Divya worked on the Automated Legal Document Analytics (ALDA) project where she developed novel techniques to automate Cloud Service Level Agreements (SLAs) and Privacy Policies. Her research interests lie in Semantic Web and Text Analytics.
Divya successfully defended her Master’s thesis in April 2020.
MS Thesis title: Semantically Rich Framework to Automate Knowledge Extraction from Cloud Service Level Agreement
Committee: Dr.

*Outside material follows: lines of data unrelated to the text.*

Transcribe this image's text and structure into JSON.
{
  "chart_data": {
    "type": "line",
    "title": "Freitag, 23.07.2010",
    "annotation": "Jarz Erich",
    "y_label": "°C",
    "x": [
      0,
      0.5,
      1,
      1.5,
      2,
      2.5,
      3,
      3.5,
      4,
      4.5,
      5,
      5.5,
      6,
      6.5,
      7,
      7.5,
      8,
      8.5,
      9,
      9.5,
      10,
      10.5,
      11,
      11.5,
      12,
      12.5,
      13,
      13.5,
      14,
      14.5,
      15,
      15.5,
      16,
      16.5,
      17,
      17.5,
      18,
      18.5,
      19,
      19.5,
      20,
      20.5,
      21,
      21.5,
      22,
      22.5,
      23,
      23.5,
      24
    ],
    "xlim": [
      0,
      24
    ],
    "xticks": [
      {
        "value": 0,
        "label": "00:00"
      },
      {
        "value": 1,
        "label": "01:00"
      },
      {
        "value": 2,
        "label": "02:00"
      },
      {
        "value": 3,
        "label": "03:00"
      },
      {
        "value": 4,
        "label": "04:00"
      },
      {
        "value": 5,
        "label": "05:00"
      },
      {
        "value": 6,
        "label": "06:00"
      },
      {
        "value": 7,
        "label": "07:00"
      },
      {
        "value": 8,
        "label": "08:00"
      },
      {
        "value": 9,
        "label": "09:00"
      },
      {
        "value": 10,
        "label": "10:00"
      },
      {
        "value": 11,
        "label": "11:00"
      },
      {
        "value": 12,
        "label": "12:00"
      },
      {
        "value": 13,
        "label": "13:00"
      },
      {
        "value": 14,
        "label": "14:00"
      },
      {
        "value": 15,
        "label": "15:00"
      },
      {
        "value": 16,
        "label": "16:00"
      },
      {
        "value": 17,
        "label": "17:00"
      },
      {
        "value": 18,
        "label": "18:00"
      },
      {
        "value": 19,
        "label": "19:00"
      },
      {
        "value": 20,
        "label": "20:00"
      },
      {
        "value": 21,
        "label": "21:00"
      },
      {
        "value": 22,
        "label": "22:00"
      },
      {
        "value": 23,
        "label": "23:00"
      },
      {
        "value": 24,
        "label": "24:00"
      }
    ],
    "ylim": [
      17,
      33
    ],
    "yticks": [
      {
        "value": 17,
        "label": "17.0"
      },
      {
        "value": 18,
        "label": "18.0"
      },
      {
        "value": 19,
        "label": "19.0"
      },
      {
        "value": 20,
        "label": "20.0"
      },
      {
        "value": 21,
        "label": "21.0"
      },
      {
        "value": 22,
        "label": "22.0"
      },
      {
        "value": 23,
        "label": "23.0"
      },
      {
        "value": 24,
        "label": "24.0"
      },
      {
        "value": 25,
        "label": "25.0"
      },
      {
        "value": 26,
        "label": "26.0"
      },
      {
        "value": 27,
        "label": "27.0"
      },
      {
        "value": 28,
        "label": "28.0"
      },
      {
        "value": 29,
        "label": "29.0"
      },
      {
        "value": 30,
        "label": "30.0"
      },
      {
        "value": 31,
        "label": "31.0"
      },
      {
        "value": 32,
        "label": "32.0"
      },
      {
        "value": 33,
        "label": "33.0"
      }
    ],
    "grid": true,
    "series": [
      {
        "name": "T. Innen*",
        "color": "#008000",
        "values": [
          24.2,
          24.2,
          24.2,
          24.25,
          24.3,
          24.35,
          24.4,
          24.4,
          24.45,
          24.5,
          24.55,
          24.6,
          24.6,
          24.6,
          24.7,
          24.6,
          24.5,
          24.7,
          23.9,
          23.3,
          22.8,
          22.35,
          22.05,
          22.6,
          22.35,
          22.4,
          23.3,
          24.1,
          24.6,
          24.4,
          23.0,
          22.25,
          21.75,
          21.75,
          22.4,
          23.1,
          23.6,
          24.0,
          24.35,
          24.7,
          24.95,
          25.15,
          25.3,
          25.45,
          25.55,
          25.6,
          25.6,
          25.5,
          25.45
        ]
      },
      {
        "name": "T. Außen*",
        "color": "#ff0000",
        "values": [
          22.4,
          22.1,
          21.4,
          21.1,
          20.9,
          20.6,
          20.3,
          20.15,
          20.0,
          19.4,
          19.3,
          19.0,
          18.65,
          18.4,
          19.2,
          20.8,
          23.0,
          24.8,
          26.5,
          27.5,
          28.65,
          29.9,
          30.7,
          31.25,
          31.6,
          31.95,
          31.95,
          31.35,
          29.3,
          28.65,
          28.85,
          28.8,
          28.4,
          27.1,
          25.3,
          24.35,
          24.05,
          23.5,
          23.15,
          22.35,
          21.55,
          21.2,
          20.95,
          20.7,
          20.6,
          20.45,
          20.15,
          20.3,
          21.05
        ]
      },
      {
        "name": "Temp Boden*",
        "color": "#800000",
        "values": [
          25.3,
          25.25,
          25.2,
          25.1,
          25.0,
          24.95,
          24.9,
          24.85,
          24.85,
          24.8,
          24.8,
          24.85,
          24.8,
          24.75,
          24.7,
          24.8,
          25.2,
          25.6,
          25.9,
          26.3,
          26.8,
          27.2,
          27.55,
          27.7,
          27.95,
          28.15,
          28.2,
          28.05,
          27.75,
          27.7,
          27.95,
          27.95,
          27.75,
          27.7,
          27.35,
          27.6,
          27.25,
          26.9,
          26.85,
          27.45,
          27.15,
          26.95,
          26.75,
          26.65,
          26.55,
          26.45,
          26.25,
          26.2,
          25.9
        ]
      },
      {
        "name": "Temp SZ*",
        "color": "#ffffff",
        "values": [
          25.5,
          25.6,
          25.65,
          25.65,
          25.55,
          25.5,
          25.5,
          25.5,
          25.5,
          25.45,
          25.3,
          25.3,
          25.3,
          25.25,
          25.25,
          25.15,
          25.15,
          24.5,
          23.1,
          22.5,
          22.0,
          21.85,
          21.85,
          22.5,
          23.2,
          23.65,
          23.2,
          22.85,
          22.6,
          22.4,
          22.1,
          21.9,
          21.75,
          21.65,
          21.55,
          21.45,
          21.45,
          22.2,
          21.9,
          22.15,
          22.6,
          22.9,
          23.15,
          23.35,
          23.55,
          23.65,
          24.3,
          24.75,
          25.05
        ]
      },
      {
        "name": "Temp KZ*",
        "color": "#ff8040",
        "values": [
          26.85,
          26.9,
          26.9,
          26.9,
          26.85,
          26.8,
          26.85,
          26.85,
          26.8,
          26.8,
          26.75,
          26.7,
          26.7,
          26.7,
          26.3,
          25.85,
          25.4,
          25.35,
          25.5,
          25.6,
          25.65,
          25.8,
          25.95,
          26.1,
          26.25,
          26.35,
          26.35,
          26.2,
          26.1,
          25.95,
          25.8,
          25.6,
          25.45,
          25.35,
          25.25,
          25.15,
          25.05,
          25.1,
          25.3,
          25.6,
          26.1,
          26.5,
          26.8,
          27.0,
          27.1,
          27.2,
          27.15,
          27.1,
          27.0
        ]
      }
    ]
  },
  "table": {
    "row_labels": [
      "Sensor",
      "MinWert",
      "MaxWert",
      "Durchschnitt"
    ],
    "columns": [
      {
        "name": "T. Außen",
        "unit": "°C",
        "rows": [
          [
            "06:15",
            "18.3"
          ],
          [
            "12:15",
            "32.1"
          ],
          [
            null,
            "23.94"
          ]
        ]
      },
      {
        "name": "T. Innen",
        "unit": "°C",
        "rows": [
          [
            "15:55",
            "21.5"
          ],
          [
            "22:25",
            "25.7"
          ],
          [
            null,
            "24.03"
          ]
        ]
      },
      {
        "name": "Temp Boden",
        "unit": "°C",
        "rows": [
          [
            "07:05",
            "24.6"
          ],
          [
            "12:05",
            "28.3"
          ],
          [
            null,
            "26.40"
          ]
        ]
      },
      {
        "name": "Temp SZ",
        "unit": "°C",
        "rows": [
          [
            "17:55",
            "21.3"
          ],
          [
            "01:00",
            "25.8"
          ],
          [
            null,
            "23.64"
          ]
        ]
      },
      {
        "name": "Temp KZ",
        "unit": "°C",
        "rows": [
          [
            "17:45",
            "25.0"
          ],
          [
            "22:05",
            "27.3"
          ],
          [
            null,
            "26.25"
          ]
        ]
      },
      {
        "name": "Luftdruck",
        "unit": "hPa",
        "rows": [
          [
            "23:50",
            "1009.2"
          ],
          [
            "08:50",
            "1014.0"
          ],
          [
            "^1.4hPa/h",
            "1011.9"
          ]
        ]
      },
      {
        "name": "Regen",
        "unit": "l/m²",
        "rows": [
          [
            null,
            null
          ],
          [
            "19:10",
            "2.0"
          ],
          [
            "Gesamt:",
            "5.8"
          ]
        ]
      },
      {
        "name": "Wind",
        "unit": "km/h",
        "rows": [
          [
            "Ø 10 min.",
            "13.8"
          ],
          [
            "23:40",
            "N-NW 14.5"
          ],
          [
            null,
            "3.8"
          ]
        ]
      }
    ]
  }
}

Karuna P Joshi (Chair), Dr. Tim Finin, Dr. Yelena Yesha
Consumers evaluate the performance of their cloud-based services by monitoring the Service Level Agreements (SLA) that list the service terms and metrics agreed with the service providers. Current Cloud SLAs are documents that require significant manual effort to parse and determine if providers meet the SLAs. Moreover, due to the lack of standardization, providers differ in the way they define the terms and metrics, making it more difficult to ensure continuous SLA monitoring. We have developed a novel framework to significantly automate the process of extracting knowledge embedded in cloud SLAs and representing it in a semantically rich Ontology. Our framework captures the key terms, standards, remedies for noncompliance and roles and responsibilities, in the form of deontic statements and their actors from cloud SLAs. It is built on major cloud SLAs and could be adapted to other domains as well. In this thesis `Semantically rich framework to automate knowledge extraction from cloud SLA’, we discuss the challenges in automating cloud services management and how we address these challenges with our framework.